One missing piece nagged at Starko – the unusual pathology findings of cerebral edema combined with tiny fat drops within liver cells. Perhaps salicylate poisoning produced something similar. Her supervisor Lyle Conrad suggested she write to the Armed Forces Institute of Pathology in Washington, DC. Within two weeks, on September 24, 1979, she received details of 11 cases of “acute salicylism in infants and children.” All had “small cytoplasmic fat vesicles.” Starko’s hands trembled as she read the letter. “I wanted to scream,” she recalls. “This was it!” Seven of those cases had antecedent upper respiratory infections. In other words, they were probably Reye’s syndrome cases.
Starko and her colleagues had more obstacles to surmount before it was possible to declare victory over Reye’s Syndrome, but this story of putting together different pieces – a case-control study with an extensive questionnaire, ingredient information gathered in drugstore aisles, pathology reports from another source – is a great example of the kind of persistence and creative thinking that have to come together to solve medical mysteries.

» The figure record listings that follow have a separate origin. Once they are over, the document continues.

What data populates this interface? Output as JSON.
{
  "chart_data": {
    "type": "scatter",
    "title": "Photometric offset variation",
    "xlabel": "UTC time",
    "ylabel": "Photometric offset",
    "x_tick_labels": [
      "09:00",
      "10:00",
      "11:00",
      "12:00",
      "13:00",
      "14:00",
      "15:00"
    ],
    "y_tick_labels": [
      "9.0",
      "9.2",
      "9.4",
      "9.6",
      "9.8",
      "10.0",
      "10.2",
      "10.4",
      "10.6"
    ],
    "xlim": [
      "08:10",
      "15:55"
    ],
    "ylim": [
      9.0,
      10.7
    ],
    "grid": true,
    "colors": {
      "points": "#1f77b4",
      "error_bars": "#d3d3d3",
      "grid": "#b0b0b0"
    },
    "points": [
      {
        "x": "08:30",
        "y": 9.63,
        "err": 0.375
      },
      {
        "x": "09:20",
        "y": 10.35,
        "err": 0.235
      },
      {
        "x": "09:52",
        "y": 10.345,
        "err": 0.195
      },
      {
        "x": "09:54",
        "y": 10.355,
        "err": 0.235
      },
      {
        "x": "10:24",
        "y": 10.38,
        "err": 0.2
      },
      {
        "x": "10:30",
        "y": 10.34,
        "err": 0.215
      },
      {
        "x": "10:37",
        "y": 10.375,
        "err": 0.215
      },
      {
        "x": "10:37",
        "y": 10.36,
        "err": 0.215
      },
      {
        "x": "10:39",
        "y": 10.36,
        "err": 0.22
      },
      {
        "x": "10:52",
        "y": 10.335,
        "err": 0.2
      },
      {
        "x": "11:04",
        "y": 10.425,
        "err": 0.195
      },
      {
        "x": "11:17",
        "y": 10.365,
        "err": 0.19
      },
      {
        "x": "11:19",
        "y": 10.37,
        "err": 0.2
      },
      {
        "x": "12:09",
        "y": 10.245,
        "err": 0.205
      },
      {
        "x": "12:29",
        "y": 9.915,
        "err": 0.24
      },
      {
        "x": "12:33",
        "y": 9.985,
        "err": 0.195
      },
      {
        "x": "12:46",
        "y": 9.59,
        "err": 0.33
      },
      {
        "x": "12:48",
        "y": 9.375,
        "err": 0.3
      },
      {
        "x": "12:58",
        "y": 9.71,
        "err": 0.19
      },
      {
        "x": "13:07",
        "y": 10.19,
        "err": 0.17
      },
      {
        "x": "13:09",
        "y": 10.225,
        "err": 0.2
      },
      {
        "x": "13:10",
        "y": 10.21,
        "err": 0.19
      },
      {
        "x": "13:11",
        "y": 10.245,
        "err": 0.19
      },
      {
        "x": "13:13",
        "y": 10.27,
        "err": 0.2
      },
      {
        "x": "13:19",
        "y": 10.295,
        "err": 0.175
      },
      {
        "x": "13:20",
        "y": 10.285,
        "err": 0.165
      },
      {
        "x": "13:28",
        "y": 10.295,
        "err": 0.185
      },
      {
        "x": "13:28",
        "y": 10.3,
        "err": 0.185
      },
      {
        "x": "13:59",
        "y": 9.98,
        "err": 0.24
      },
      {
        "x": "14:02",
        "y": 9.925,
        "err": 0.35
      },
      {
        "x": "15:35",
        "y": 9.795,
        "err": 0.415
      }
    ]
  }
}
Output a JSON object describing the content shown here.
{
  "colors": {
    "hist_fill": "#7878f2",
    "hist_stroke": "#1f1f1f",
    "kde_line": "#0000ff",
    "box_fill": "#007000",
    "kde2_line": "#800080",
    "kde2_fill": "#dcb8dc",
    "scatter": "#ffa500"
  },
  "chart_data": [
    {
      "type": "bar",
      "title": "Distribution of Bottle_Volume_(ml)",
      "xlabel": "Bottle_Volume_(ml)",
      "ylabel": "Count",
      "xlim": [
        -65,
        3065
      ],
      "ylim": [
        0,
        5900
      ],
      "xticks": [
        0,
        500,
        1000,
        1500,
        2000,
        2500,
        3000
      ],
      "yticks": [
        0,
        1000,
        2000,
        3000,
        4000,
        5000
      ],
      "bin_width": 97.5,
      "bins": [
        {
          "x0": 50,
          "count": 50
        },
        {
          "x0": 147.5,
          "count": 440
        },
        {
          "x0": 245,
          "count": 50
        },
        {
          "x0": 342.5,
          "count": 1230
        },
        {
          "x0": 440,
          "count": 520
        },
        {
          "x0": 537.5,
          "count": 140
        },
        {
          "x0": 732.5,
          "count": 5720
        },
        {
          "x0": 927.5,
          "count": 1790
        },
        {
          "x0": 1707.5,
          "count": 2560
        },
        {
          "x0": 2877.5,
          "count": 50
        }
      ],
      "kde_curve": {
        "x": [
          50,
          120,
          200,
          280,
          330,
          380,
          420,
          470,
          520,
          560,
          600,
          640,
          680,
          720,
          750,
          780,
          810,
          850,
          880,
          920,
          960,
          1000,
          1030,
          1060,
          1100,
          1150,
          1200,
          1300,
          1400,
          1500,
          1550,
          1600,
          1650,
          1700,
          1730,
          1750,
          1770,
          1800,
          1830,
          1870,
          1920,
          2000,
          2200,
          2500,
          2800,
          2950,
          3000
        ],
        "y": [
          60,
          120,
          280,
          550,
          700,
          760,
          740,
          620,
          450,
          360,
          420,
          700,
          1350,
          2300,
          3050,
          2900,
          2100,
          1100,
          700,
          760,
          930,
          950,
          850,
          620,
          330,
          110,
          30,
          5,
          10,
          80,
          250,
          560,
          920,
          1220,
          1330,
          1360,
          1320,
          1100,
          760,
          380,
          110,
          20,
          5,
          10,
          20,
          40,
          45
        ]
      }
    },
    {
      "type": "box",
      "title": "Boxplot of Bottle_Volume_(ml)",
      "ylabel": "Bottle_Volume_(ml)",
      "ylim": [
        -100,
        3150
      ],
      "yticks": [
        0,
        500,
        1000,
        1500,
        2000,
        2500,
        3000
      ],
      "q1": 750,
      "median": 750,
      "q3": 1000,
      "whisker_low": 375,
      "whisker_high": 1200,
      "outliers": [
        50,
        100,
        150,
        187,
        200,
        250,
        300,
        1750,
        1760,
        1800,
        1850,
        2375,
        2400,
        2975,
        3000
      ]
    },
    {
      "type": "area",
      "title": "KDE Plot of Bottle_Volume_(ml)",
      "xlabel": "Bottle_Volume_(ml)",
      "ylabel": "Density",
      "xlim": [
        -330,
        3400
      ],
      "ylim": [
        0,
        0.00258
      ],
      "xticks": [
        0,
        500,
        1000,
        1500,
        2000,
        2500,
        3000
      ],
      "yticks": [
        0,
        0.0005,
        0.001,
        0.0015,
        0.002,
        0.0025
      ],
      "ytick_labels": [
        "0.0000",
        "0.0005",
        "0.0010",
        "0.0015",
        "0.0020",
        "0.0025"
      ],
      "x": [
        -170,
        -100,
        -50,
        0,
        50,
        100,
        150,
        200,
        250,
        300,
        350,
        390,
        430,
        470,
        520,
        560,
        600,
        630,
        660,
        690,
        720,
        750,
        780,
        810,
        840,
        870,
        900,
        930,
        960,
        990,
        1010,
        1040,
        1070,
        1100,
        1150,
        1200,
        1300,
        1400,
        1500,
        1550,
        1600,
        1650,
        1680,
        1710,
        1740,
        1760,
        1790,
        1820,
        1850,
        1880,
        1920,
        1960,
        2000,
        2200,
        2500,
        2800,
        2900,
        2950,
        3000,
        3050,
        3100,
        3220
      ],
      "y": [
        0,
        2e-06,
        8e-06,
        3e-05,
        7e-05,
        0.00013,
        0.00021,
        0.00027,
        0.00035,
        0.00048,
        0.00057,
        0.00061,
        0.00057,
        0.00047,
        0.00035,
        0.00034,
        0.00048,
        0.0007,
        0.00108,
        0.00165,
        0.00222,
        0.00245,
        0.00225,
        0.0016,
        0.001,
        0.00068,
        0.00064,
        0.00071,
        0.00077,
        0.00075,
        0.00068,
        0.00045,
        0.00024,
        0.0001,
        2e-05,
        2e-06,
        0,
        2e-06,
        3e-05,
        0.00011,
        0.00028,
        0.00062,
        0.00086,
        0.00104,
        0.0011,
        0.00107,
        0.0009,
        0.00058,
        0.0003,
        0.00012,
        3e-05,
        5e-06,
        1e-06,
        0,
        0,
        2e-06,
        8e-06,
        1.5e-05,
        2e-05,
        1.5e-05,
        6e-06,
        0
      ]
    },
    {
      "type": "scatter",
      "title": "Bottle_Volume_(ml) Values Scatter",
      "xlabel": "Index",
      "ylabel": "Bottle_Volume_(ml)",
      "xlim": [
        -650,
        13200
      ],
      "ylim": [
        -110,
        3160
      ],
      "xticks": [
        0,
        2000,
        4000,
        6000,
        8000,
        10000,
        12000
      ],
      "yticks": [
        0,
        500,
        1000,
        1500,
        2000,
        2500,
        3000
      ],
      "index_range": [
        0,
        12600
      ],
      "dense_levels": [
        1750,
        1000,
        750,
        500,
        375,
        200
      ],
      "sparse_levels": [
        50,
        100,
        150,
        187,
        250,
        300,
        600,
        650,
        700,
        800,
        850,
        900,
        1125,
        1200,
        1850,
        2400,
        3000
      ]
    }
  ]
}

Inside the Outbreaks does a great job celebrating the combination of heroic and mundane work that goes into identifying and preventing disease. It’s also a great way to learn about epidemiology and why it’s so important. While the book is a fitting tribute to the EIS, it also reminded me how important it is to have strong state and local public health departments that can collect surveillance data year after year and spot outbreaks (like these) as they emerge.
So, go read Inside the Outbreaks and develop a new (or renewed) appreciation for epidemiology superheroes!